Great, now we have the manufacturer IDs. We can now go ahead by communicating this result with the manufacturers of maybelline and covergirl to help them predict sales for the next year. This will help the stores also manage their supply chain in a better way. Also, if we observe carefully, the maybelline product is mostly sold in that 1 CT package size. Covergirl on the other hand has different package sizes being sold. So, these sizes are something the manufacturers can specifically focus on.

Summary

  • Our problem statement is to identify trends in the sale of products in the Cosmetics Department to be able to help Regork take better data-driven decisions for this department.
  • We have used the completejourney package which includes the promotions, transactions, demographics and the products data. We have employed data visualization functions to depict interesting results that’ll help the cosmetics department to enhance their sales by streamlining their marketing.

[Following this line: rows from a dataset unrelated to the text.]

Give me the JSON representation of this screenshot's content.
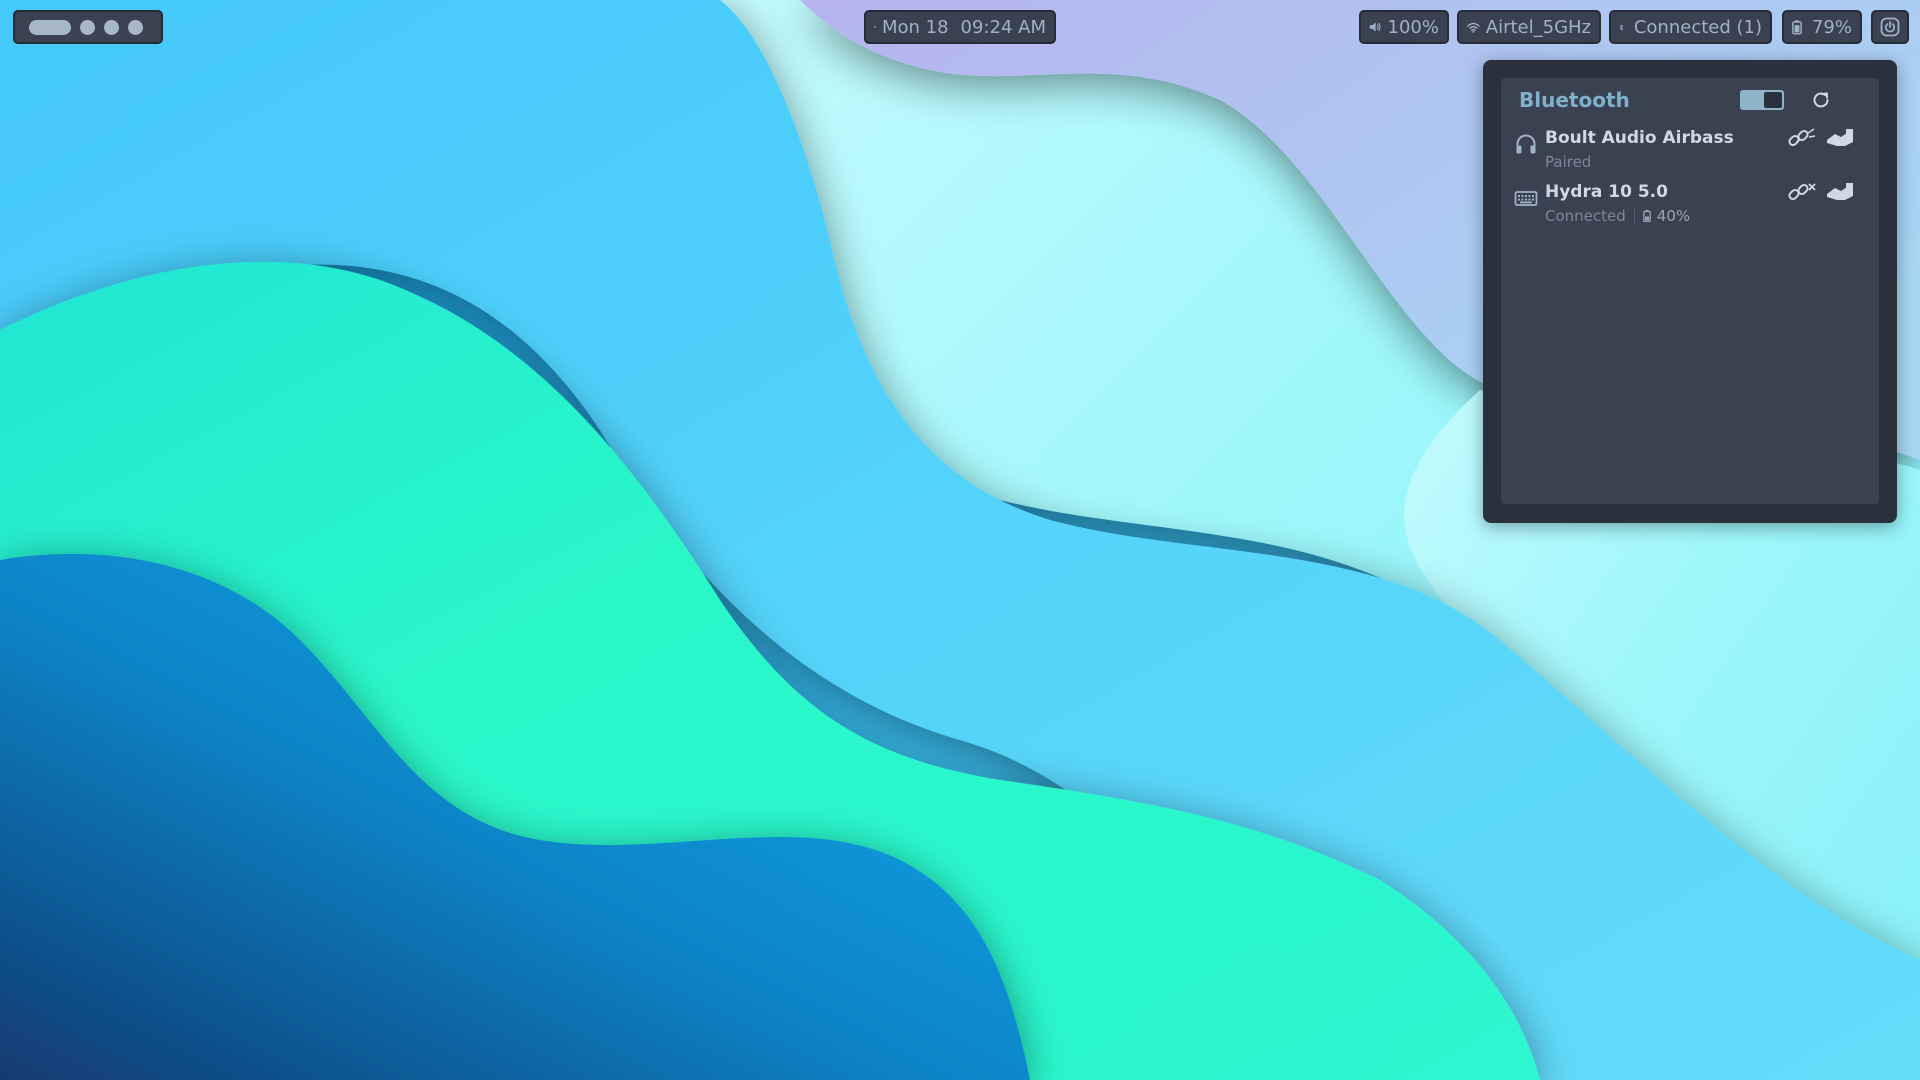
{
  "topbar": {
    "workspaces": {
      "count": 4,
      "active_index": 0
    },
    "clock": {
      "date": "Mon 18",
      "time": "09:24 AM",
      "icon": "calendar-icon"
    },
    "volume": {
      "value": "100%",
      "icon": "speaker-icon"
    },
    "wifi": {
      "ssid": "Airtel_5GHz",
      "icon": "wifi-icon"
    },
    "bluetooth": {
      "status": "Connected (1)",
      "icon": "bluetooth-icon"
    },
    "battery": {
      "value": "79%",
      "icon": "battery-icon"
    },
    "settings": {
      "icon": "power-settings-icon"
    }
  },
  "bluetooth_panel": {
    "title": "Bluetooth",
    "enabled": true,
    "refresh_icon": "refresh-icon",
    "devices": [
      {
        "name": "Boult Audio Airbass",
        "status": "Paired",
        "icon": "headphones-icon",
        "battery": null
      },
      {
        "name": "Hydra 10 5.0",
        "status": "Connected",
        "icon": "keyboard-icon",
        "battery": "40%"
      }
    ]
  },
  "colors": {
    "bar_bg": "#3a4150",
    "bar_border": "#262b36",
    "bar_text": "#9fb2c8",
    "panel_bg": "#2b313c",
    "panel_title": "#7fb0cc",
    "device_name": "#cfd8e3",
    "device_status": "#7b8797"
  }
}
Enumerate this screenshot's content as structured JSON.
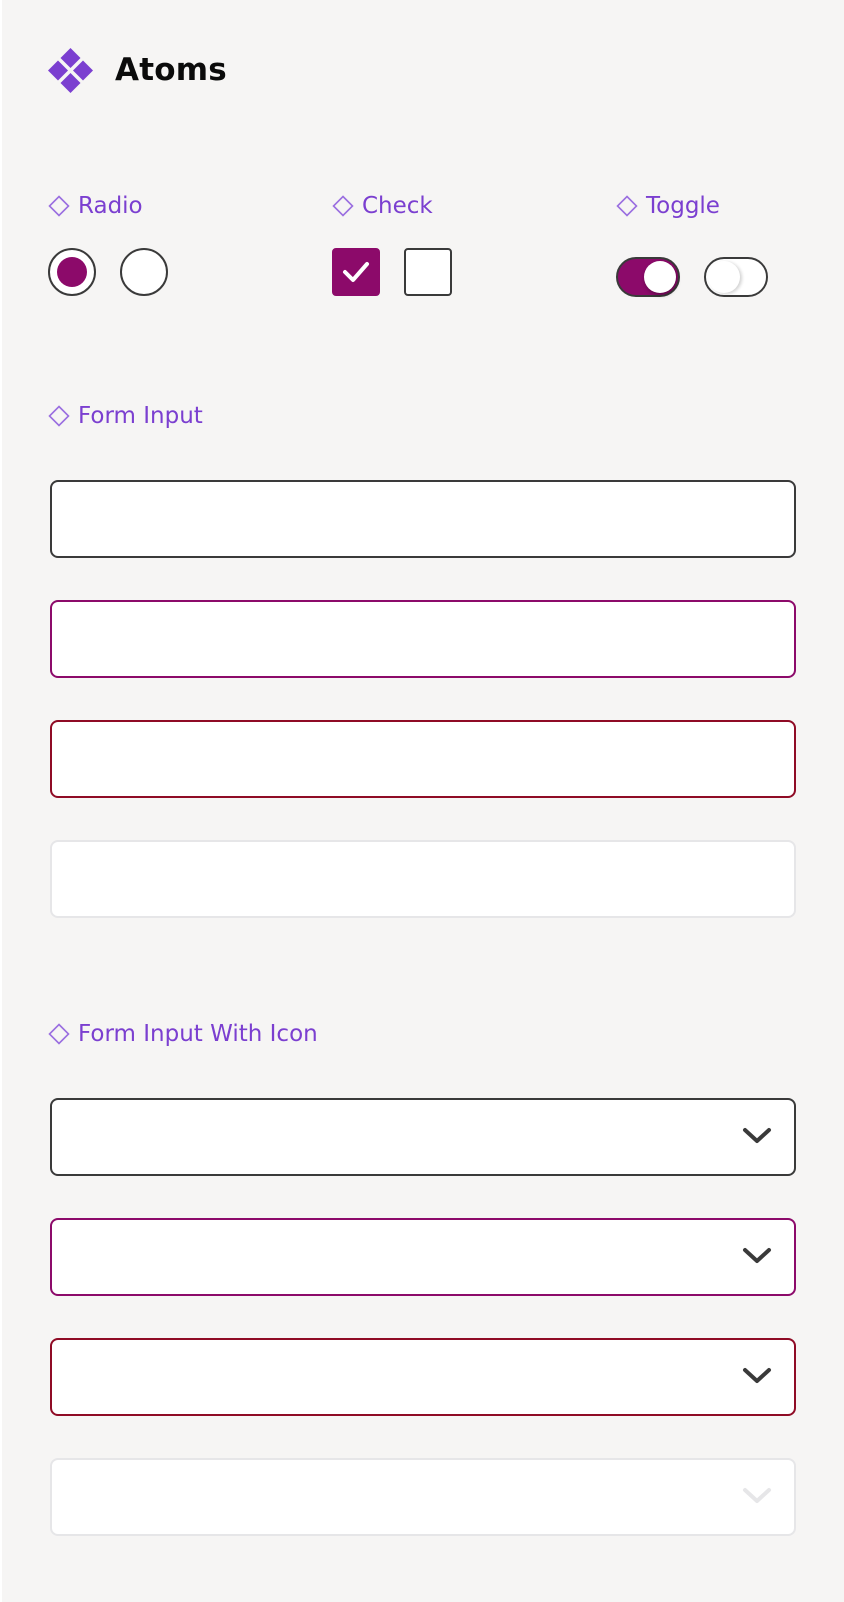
{
  "header": {
    "title": "Atoms",
    "logo_icon": "diamond-cluster-icon"
  },
  "sections": {
    "radio": {
      "label": "Radio",
      "selected": true,
      "unselected": false
    },
    "check": {
      "label": "Check",
      "checked": true,
      "unchecked": false
    },
    "toggle": {
      "label": "Toggle",
      "on": true,
      "off": false
    },
    "form_input": {
      "label": "Form Input",
      "states": [
        "default",
        "focused",
        "error",
        "disabled"
      ]
    },
    "form_input_icon": {
      "label": "Form Input With Icon",
      "icon": "chevron-down-icon",
      "states": [
        "default",
        "focused",
        "error",
        "disabled"
      ]
    }
  },
  "colors": {
    "accent": "#7b3fd0",
    "primary": "#8c0a6a",
    "error": "#8f0b25",
    "border": "#3a3a3a",
    "disabled_border": "#e6e6e8",
    "background": "#f6f5f4"
  }
}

  • Summary of graphs and tables depicted.
    • Figure 1: Makeup and treatment products sell the most, while the other product lines lag behind in terms of sales. Interesting thing to note is that fragrances sales spike in the month of December probably due to Christmas. We will drill down to see the products that didn’t go well in sales during this period to better promote them next year.

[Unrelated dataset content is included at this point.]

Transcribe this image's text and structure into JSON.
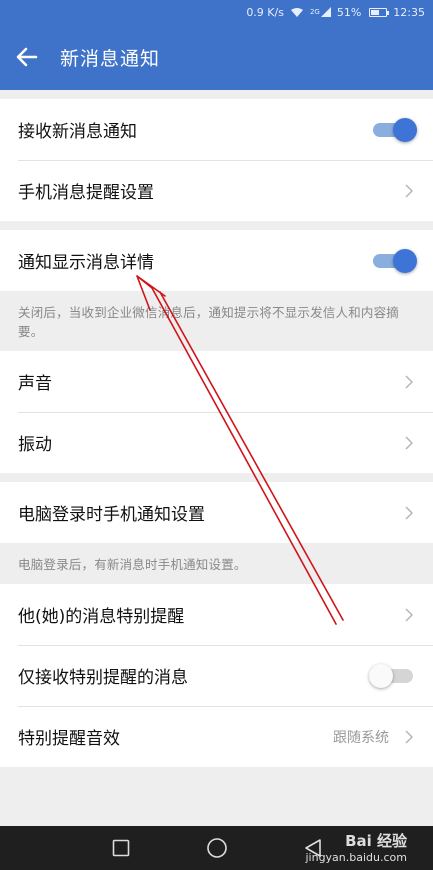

    • Figure 2: Here, we have used the demographics data to identify the usual target audience for your products. Its interesting to note that the age groups 35-54 have purchased a lot in the makeup product category line.

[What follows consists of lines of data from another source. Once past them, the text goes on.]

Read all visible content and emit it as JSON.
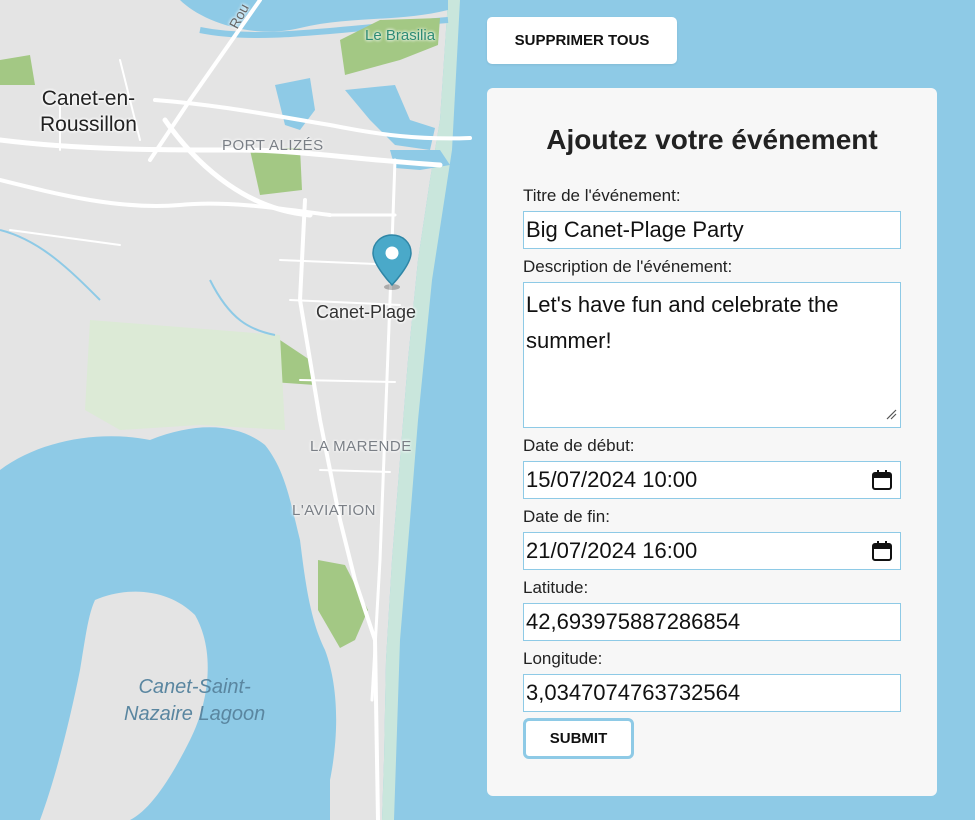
{
  "map": {
    "labels": {
      "city": "Canet-en-\nRoussillon",
      "port": "PORT ALIZÉS",
      "marker_place": "Canet-Plage",
      "marende": "LA MARENDE",
      "aviation": "L'AVIATION",
      "lagoon": "Canet-Saint-\nNazaire Lagoon",
      "poi": "Le Brasilia",
      "road_fragment": "Rou"
    },
    "marker": {
      "icon": "map-pin-icon",
      "color": "#4aa9c9"
    },
    "colors": {
      "water": "#8ecae6",
      "land": "#e4e4e4",
      "park": "#a3c884",
      "beach": "#c9e6dc"
    }
  },
  "toolbar": {
    "delete_all_label": "SUPPRIMER TOUS"
  },
  "form": {
    "title": "Ajoutez votre événement",
    "title_label": "Titre de l'événement:",
    "title_value": "Big Canet-Plage Party",
    "description_label": "Description de l'événement:",
    "description_value": "Let's have fun and celebrate the summer!",
    "start_label": "Date de début:",
    "start_value": "15/07/2024 10:00",
    "end_label": "Date de fin:",
    "end_value": "21/07/2024 16:00",
    "latitude_label": "Latitude:",
    "latitude_value": "42,693975887286854",
    "longitude_label": "Longitude:",
    "longitude_value": "3,0347074763732564",
    "submit_label": "SUBMIT",
    "calendar_icon": "calendar-icon"
  }
}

    • Figure 3: In here, we’ve drilled down on top of Figure 2 to see what are the top 5 products purchased by the same age groups. Maybelline and Covergirl are the standouts in this regard.
    • Table 2: This table was visualized to assist Regork identify the manufacturers that manufacture a specific size for the maybelline and covergirl product range. We have aggregated the sales by quantity to show that particular package sizes sell more than certain others. However, the overall sales of covergirl across various package sizes is still higher.
Our Proposal
  • We suggest you target other audiences as well, perform some market research to cater needs of different age groups. Income range is usually lower for the other categories, so providing bigger discounts on products that they’re interested in will enhance their sales well. This will attract buyers from 35-54 as well.
  • Increased focus on product lines like bath, cosmetic accessories and fragrances is required. We will have to find intrinsic details - probably perform a sentiment analysis to see why customers are not purchasing these products.
  • Report the table to the manufacturers of maybelline, covergirl and various fragrances to help them visualize the demand and get them to increase the supply.
Limitations
  • We wanted to identify package sizes that sell a lot. However, the data set had a lot of ‘NA’ data which reduced our scope to the data that’s available to use. I believe we would’ve had more interesting facts if there was no such data quality issue.
  • Our analysis couldn’t find out why only the makeup sales soar up while the others are falling behind. Probably with further analysis and some customer feedbacks to support, we’ll be able to better analyze that aspect as well.
  • We were looking for geographical metrics to plot heat maps where maximum sales occur. Once we have that data, we can build on top of this report to better target audience based on their location attribute.